Not really having a specific place I left off, I started by looking over things and making a mental list of things that needed doing.  I decided to have a go at installing the blast tubes for the Pmags.  Dug out the 3/4″ SCAT, cut appropriate lengths, and affixed them to the flanges on the baffles with hose clamps.  The right side has the oil pressure tap elbow right there, so I secured that tube in position with a ziptie around the elbow.  The left side has nothing in the right spot for that, so I made a little holder clip that bolts to the mag hold-down stud, and has a half-circle for the tube to nest in, and a slot for a ziptie to wrap around the tube.  This worked out well, and I would have made one for the right side too, but I don’t think there is enough room to get one in there.  I also made a blast tube for the alternator, but I haven’t yet figured out how to secure it to the alternator itself, nor exactly where it should point.

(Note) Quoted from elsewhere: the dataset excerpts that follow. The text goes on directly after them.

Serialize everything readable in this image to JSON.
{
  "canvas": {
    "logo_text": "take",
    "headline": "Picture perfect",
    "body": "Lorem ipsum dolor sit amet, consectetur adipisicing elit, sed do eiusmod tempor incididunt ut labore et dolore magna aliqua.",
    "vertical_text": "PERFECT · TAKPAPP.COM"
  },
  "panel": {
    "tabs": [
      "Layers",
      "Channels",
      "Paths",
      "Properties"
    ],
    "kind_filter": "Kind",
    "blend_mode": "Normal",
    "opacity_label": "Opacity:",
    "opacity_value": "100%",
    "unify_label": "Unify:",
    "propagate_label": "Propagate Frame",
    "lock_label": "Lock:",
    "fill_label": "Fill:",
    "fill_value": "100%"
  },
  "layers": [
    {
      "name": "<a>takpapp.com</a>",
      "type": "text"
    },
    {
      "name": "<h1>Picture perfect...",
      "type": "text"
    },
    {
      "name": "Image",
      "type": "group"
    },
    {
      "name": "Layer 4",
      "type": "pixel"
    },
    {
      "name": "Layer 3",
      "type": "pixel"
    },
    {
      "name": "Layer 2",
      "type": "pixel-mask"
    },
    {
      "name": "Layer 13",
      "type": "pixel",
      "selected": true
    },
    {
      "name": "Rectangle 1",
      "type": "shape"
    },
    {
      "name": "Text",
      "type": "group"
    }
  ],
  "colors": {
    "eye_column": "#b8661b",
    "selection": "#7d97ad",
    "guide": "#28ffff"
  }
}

I’ve decided to mount the current shunt, which I initially left out thinking the VP-X would provide the amps feed to the EFIS.  It does, but the EFIS doesn’t display it on the main screen, nor provide a way to alarm on it; it’s display-only on the VP-X page.  With no indication that this may be forthcoming, I’m opting to install the shunt, which will give me a different type of current reading anyhow; having both available may make it easier to troubleshoot certain types of electrical problems.  (The VP-X will indicate how many amps are being drawn by the electrical systems, and the shunt will indicate hoe many amps are being supplied by the alternator.)  Located and marked the mounting location, and did the inital running of the wire pair that connects the shunt to the EFIS.